Burnyeat J. reviewed both American and Canadian jurisprudence in this area. He noted that there were relatively few Canadian cases dealing with the issue of spoliation of evidence. The learned justice concluded that mere negligence in the destruction of evidence is an insufficient basis for drawing an adverse inference or imposing sanctions. He was of the opinion that a party must demonstrate the following factors in order to invoke sanctions:
1. the evidence has been destroyed;
2. the evidence was relevant;
3. legal proceedings were pending; and,
4. the destruction was an intentional act of the party or the party’s agent, indicative of fraud or intent to suppress the truth.
The court also noted the development of the tort of spoliation. In some American jurisdictions, a party prejudiced by the destruction of evidence may sue the party who has created that prejudice through the negligent destruction.
There is not yet a reported Canadian case on this subject. However, Burnyeat J. noted that a recent British Columbia decision refused to strike out a statement of claim which sought damages for the tort of spoliation.
It appears that the parties in this case did not draw the courts attention to the standards provided by the American Society for Testing of Materials which has adopted a standard practice direction [Standard Practice E860-82] providing that any person intending to conduct testing which may preclude or adversely affect further meaningful examination or testing should recommend that other interested parties be given an opportunity to record such testing and to witness and record such tests. It is respectfully submitted that the reasonable standard of practice for engineers and other experts, should require that interested parties be given an opportunity to be involved in destructive testing.

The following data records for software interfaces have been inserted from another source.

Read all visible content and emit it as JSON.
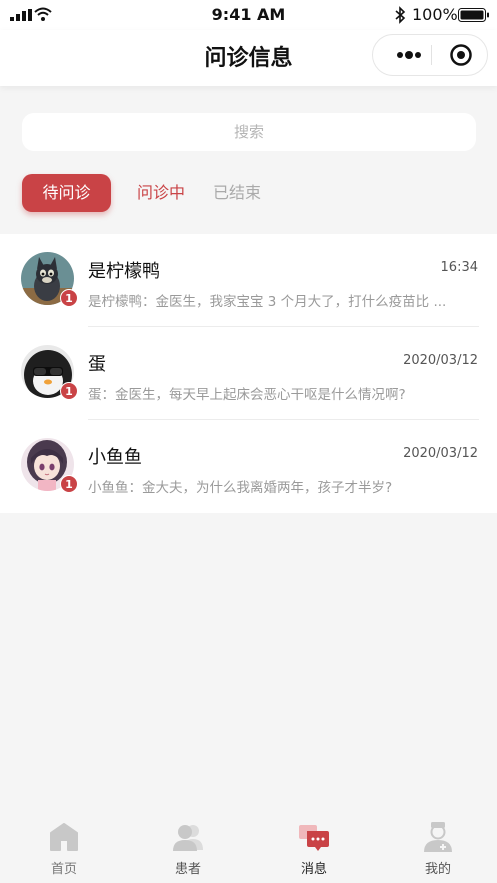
{
  "status_bar": {
    "time": "9:41 AM",
    "battery": "100%"
  },
  "nav": {
    "title": "问诊信息"
  },
  "search": {
    "placeholder": "搜索"
  },
  "tabs": [
    {
      "label": "待问诊",
      "state": "active"
    },
    {
      "label": "问诊中",
      "state": "inactive"
    },
    {
      "label": "已结束",
      "state": "inactive"
    }
  ],
  "consultations": [
    {
      "name": "是柠檬鸭",
      "time": "16:34",
      "message": "是柠檬鸭：金医生，我家宝宝 3 个月大了，打什么疫苗比 ...",
      "unread": "1",
      "avatar": "cat-avatar"
    },
    {
      "name": "蛋",
      "time": "2020/03/12",
      "message": "蛋：金医生，每天早上起床会恶心干呕是什么情况啊?",
      "unread": "1",
      "avatar": "penguin-avatar"
    },
    {
      "name": "小鱼鱼",
      "time": "2020/03/12",
      "message": "小鱼鱼：金大夫，为什么我离婚两年，孩子才半岁?",
      "unread": "1",
      "avatar": "anime-girl-avatar"
    }
  ],
  "tabbar": [
    {
      "label": "首页",
      "icon": "home-icon",
      "active": false
    },
    {
      "label": "患者",
      "icon": "patients-icon",
      "active": false
    },
    {
      "label": "消息",
      "icon": "message-icon",
      "active": true
    },
    {
      "label": "我的",
      "icon": "doctor-icon",
      "active": false
    }
  ],
  "colors": {
    "accent": "#c94346",
    "inactive_icon": "#c8c8c8",
    "background": "#f5f5f5"
  }
}
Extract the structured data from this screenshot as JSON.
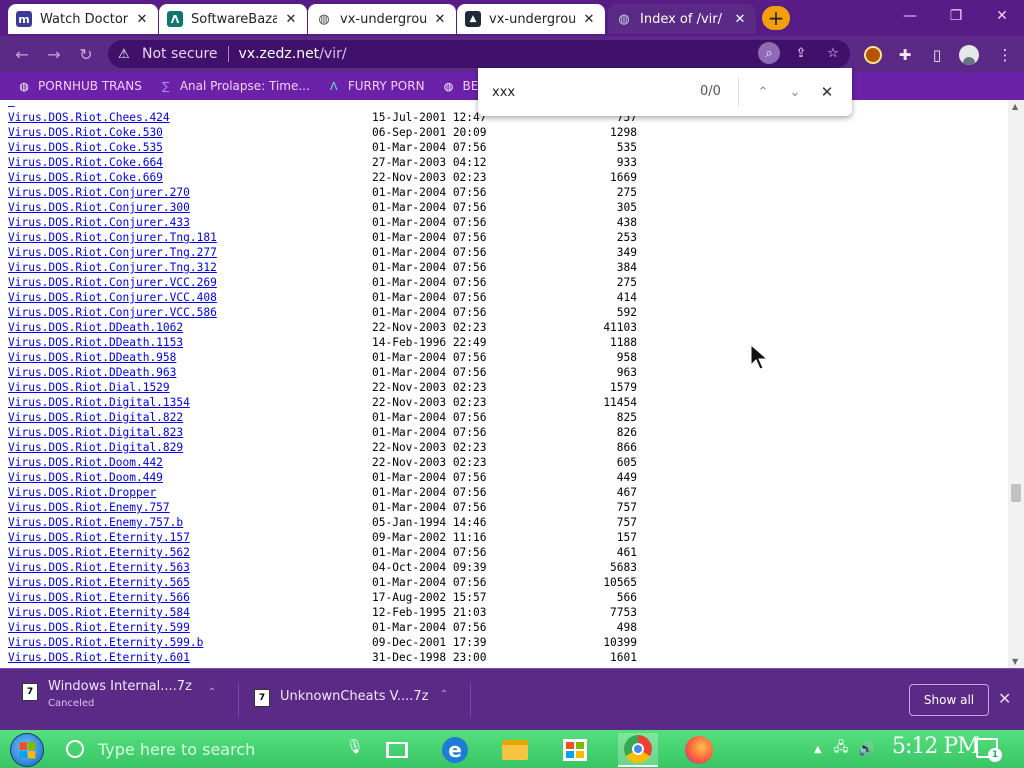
{
  "tabs": [
    {
      "label": "Watch Doctor",
      "icon": "m",
      "color": "#3b3b98",
      "state": "inactive"
    },
    {
      "label": "SoftwareBazaa",
      "icon": "Λ",
      "color": "#0f766e",
      "state": "inactive"
    },
    {
      "label": "vx-undergroun",
      "icon": "globe",
      "color": "#444444",
      "state": "inactive"
    },
    {
      "label": "vx-undergroun",
      "icon": "square",
      "color": "#1f2937",
      "state": "inactive"
    },
    {
      "label": "Index of /vir/",
      "icon": "globe",
      "color": "#6b7280",
      "state": "active"
    }
  ],
  "omnibox": {
    "security": "Not secure",
    "host": "vx.zedz.net",
    "path": "/vir/"
  },
  "bookmarks": [
    {
      "label": "PORNHUB TRANS",
      "icon": "globe"
    },
    {
      "label": "Anal Prolapse: Time...",
      "icon": "sigma"
    },
    {
      "label": "FURRY PORN",
      "icon": "Λ"
    },
    {
      "label": "BES",
      "icon": "globe"
    }
  ],
  "find": {
    "query": "xxx",
    "count": "0/0"
  },
  "files": [
    {
      "name": "Virus.DOS.Riot.Chees.424",
      "date": "15-Jul-2001 12:47",
      "size": "757"
    },
    {
      "name": "Virus.DOS.Riot.Coke.530",
      "date": "06-Sep-2001 20:09",
      "size": "1298"
    },
    {
      "name": "Virus.DOS.Riot.Coke.535",
      "date": "01-Mar-2004 07:56",
      "size": "535"
    },
    {
      "name": "Virus.DOS.Riot.Coke.664",
      "date": "27-Mar-2003 04:12",
      "size": "933"
    },
    {
      "name": "Virus.DOS.Riot.Coke.669",
      "date": "22-Nov-2003 02:23",
      "size": "1669"
    },
    {
      "name": "Virus.DOS.Riot.Conjurer.270",
      "date": "01-Mar-2004 07:56",
      "size": "275"
    },
    {
      "name": "Virus.DOS.Riot.Conjurer.300",
      "date": "01-Mar-2004 07:56",
      "size": "305"
    },
    {
      "name": "Virus.DOS.Riot.Conjurer.433",
      "date": "01-Mar-2004 07:56",
      "size": "438"
    },
    {
      "name": "Virus.DOS.Riot.Conjurer.Tng.181",
      "date": "01-Mar-2004 07:56",
      "size": "253"
    },
    {
      "name": "Virus.DOS.Riot.Conjurer.Tng.277",
      "date": "01-Mar-2004 07:56",
      "size": "349"
    },
    {
      "name": "Virus.DOS.Riot.Conjurer.Tng.312",
      "date": "01-Mar-2004 07:56",
      "size": "384"
    },
    {
      "name": "Virus.DOS.Riot.Conjurer.VCC.269",
      "date": "01-Mar-2004 07:56",
      "size": "275"
    },
    {
      "name": "Virus.DOS.Riot.Conjurer.VCC.408",
      "date": "01-Mar-2004 07:56",
      "size": "414"
    },
    {
      "name": "Virus.DOS.Riot.Conjurer.VCC.586",
      "date": "01-Mar-2004 07:56",
      "size": "592"
    },
    {
      "name": "Virus.DOS.Riot.DDeath.1062",
      "date": "22-Nov-2003 02:23",
      "size": "41103"
    },
    {
      "name": "Virus.DOS.Riot.DDeath.1153",
      "date": "14-Feb-1996 22:49",
      "size": "1188"
    },
    {
      "name": "Virus.DOS.Riot.DDeath.958",
      "date": "01-Mar-2004 07:56",
      "size": "958"
    },
    {
      "name": "Virus.DOS.Riot.DDeath.963",
      "date": "01-Mar-2004 07:56",
      "size": "963"
    },
    {
      "name": "Virus.DOS.Riot.Dial.1529",
      "date": "22-Nov-2003 02:23",
      "size": "1579"
    },
    {
      "name": "Virus.DOS.Riot.Digital.1354",
      "date": "22-Nov-2003 02:23",
      "size": "11454"
    },
    {
      "name": "Virus.DOS.Riot.Digital.822",
      "date": "01-Mar-2004 07:56",
      "size": "825"
    },
    {
      "name": "Virus.DOS.Riot.Digital.823",
      "date": "01-Mar-2004 07:56",
      "size": "826"
    },
    {
      "name": "Virus.DOS.Riot.Digital.829",
      "date": "22-Nov-2003 02:23",
      "size": "866"
    },
    {
      "name": "Virus.DOS.Riot.Doom.442",
      "date": "22-Nov-2003 02:23",
      "size": "605"
    },
    {
      "name": "Virus.DOS.Riot.Doom.449",
      "date": "01-Mar-2004 07:56",
      "size": "449"
    },
    {
      "name": "Virus.DOS.Riot.Dropper",
      "date": "01-Mar-2004 07:56",
      "size": "467"
    },
    {
      "name": "Virus.DOS.Riot.Enemy.757",
      "date": "01-Mar-2004 07:56",
      "size": "757"
    },
    {
      "name": "Virus.DOS.Riot.Enemy.757.b",
      "date": "05-Jan-1994 14:46",
      "size": "757"
    },
    {
      "name": "Virus.DOS.Riot.Eternity.157",
      "date": "09-Mar-2002 11:16",
      "size": "157"
    },
    {
      "name": "Virus.DOS.Riot.Eternity.562",
      "date": "01-Mar-2004 07:56",
      "size": "461"
    },
    {
      "name": "Virus.DOS.Riot.Eternity.563",
      "date": "04-Oct-2004 09:39",
      "size": "5683"
    },
    {
      "name": "Virus.DOS.Riot.Eternity.565",
      "date": "01-Mar-2004 07:56",
      "size": "10565"
    },
    {
      "name": "Virus.DOS.Riot.Eternity.566",
      "date": "17-Aug-2002 15:57",
      "size": "566"
    },
    {
      "name": "Virus.DOS.Riot.Eternity.584",
      "date": "12-Feb-1995 21:03",
      "size": "7753"
    },
    {
      "name": "Virus.DOS.Riot.Eternity.599",
      "date": "01-Mar-2004 07:56",
      "size": "498"
    },
    {
      "name": "Virus.DOS.Riot.Eternity.599.b",
      "date": "09-Dec-2001 17:39",
      "size": "10399"
    },
    {
      "name": "Virus.DOS.Riot.Eternity.601",
      "date": "31-Dec-1998 23:00",
      "size": "1601"
    }
  ],
  "downloads": [
    {
      "name": "Windows Internal....7z",
      "status": "Canceled"
    },
    {
      "name": "UnknownCheats V....7z",
      "status": ""
    }
  ],
  "downloads_show_all": "Show all",
  "taskbar": {
    "search_placeholder": "Type here to search",
    "clock": "5:12 PM",
    "notification_count": "1"
  },
  "colors": {
    "tabstrip": "#581c87",
    "toolbar": "#5b2a86",
    "bookmarks": "#6b21a8",
    "link": "#0000ee",
    "taskbar": "#39c565"
  }
}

It is clear that this area of law remains unsettled, and will continue to develop in the future. The Dyk decision demonstrates that defendants should take steps as early as possible to assert their right to participate in any destructive testing and avoid prejudice caused by the loss or destruction of evidence. A plaintiff’s failure to preserve evidence in the face of requests from another party will dramatically increase the likelihood of obtaining appropriate sanctions where a party is prejudiced by the loss of evidence or destructive testing.
Where a defendant knows that there is a potential claim, a request should be made for an opportunity to be involved in any such testing. A defendant should formally request the preservation of evidence at the earliest opportunity.
Dyk v. Protec Automotive Repairs (1997), 151 D.L.R. (4th) 374 (B.C.S.C.)